Emphasis on merger of cooperatives

The government has a plan to make cashless transactions through cooperatives. The government is going to encourage mergers between cooperatives. This merger seems to have been emphasized with the aim of increasing the quality by reducing the number of cooperatives. Some cooperatives have already merged. In this case, there is a possibility of practical and policy problems when the organization is merged.

There are about 34,000 cooperatives in Nepal at present.  Of them, about 14,000 are savings and credit cooperatives. The rest are multi-purpose and regional cooperatives. The majority of cooperatives are involved in agricultural production and processing. There are those who believe that savings and credit cooperatives operating in urban areas have acted against the values ​​and norms of cooperatives. Therefore, the attitude toward the overall cooperative sector is not very good.

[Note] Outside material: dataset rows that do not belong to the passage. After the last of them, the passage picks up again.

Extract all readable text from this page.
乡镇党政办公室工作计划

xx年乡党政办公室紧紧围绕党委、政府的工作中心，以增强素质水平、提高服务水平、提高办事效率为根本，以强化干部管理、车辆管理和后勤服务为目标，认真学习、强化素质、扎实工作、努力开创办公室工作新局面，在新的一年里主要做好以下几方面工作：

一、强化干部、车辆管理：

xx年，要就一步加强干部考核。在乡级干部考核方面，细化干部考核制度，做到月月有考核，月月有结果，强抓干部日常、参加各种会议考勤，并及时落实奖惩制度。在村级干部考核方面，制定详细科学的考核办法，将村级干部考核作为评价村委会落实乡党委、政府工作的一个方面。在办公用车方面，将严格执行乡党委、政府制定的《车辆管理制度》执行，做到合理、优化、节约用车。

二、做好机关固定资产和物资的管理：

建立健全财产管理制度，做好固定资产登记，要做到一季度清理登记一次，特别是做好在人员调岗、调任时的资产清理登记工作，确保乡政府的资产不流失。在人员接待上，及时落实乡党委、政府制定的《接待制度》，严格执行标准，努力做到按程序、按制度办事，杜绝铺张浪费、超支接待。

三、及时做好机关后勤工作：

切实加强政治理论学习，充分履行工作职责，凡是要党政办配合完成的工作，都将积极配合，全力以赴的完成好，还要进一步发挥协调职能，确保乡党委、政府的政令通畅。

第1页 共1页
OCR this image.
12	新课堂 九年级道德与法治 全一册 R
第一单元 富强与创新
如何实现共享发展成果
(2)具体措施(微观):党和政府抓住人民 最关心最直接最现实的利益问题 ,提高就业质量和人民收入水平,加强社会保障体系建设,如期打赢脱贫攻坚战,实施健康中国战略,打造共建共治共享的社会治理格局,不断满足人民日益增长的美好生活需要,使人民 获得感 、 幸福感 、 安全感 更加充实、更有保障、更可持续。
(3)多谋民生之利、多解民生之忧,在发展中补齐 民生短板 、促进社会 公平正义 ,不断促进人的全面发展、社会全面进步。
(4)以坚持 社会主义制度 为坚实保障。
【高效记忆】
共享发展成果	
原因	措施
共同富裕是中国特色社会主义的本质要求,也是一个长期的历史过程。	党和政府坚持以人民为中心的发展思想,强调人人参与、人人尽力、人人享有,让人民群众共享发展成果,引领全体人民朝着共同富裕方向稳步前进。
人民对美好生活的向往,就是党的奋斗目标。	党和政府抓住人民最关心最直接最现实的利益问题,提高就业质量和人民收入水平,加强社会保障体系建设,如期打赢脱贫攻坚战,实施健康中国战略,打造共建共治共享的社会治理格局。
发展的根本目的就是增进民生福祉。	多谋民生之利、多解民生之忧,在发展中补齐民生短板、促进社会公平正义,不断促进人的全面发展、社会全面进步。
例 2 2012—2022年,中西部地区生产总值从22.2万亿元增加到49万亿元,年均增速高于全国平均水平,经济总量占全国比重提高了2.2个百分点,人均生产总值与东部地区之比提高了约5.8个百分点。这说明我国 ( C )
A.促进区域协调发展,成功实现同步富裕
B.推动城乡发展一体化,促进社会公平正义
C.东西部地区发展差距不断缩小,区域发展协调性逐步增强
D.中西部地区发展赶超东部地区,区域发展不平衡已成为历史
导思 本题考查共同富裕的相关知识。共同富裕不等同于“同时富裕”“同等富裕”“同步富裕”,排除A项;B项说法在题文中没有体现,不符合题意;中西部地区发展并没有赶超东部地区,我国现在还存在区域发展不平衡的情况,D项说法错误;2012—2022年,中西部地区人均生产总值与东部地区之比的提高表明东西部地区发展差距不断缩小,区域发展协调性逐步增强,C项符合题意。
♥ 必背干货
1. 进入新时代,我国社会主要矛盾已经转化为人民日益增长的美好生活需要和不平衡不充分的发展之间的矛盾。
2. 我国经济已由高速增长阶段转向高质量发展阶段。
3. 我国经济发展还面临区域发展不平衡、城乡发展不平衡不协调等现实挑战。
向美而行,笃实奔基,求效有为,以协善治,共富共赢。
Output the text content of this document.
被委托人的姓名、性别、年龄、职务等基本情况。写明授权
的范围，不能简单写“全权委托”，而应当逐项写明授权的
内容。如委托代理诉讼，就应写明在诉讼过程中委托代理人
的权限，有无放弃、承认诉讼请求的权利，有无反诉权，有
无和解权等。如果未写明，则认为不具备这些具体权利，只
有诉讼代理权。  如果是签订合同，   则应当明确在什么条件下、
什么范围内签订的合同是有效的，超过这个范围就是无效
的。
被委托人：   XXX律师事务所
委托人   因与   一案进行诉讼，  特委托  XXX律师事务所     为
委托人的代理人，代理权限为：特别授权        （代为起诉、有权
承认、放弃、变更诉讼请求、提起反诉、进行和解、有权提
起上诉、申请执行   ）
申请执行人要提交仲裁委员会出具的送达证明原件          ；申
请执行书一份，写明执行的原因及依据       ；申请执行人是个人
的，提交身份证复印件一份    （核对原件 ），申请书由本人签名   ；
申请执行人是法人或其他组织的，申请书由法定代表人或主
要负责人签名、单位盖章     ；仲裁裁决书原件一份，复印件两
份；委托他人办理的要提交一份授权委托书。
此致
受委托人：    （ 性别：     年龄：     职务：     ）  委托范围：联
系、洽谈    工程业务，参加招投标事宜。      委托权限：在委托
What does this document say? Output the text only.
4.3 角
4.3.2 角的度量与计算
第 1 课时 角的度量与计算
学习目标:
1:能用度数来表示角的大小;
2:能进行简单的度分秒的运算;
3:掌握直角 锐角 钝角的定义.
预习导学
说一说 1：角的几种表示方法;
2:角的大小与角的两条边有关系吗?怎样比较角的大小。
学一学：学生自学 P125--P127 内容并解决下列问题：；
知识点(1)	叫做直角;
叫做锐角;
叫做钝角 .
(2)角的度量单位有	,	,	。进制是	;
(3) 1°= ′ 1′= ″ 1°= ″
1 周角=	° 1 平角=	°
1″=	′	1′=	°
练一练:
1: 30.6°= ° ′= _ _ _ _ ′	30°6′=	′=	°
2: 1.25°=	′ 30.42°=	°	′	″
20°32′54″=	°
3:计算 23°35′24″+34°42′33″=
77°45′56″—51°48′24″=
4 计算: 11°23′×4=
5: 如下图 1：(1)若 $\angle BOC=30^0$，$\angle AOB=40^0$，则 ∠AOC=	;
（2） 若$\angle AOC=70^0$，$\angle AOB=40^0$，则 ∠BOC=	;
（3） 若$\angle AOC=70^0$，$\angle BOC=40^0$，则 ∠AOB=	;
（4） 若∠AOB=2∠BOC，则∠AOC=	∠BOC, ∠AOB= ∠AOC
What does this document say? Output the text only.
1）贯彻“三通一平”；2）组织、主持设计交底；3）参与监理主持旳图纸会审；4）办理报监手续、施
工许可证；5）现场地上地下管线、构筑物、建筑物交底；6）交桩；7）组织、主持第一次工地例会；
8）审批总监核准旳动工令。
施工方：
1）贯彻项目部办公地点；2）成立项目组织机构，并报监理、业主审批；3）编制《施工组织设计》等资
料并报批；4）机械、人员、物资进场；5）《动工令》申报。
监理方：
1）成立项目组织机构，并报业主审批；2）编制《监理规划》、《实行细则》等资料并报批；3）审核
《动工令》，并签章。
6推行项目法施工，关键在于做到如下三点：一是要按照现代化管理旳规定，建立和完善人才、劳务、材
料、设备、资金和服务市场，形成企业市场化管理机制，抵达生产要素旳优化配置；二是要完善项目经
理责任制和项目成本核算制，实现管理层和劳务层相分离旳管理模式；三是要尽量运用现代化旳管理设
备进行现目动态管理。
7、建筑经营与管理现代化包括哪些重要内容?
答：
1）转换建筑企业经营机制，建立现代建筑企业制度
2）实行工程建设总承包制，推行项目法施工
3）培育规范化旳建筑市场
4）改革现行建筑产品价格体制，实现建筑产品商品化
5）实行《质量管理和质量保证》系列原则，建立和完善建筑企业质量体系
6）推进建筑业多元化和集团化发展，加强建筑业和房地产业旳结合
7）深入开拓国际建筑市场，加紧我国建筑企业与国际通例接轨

Cooperatives have been included in the periodical plan and annual budget with importance. After long efforts of the National Cooperative Development Board, cooperative bodies and stakeholders, the Government of Nepal issued the National Cooperative Policy, 2069 BS.

Accordingly, the National Cooperative Development Board, National Cooperative Union, National Cooperative Bank and Central Agricultural Cooperative Union have become members of the International Federation of Cooperatives, the umbrella organization of cooperatives in the world.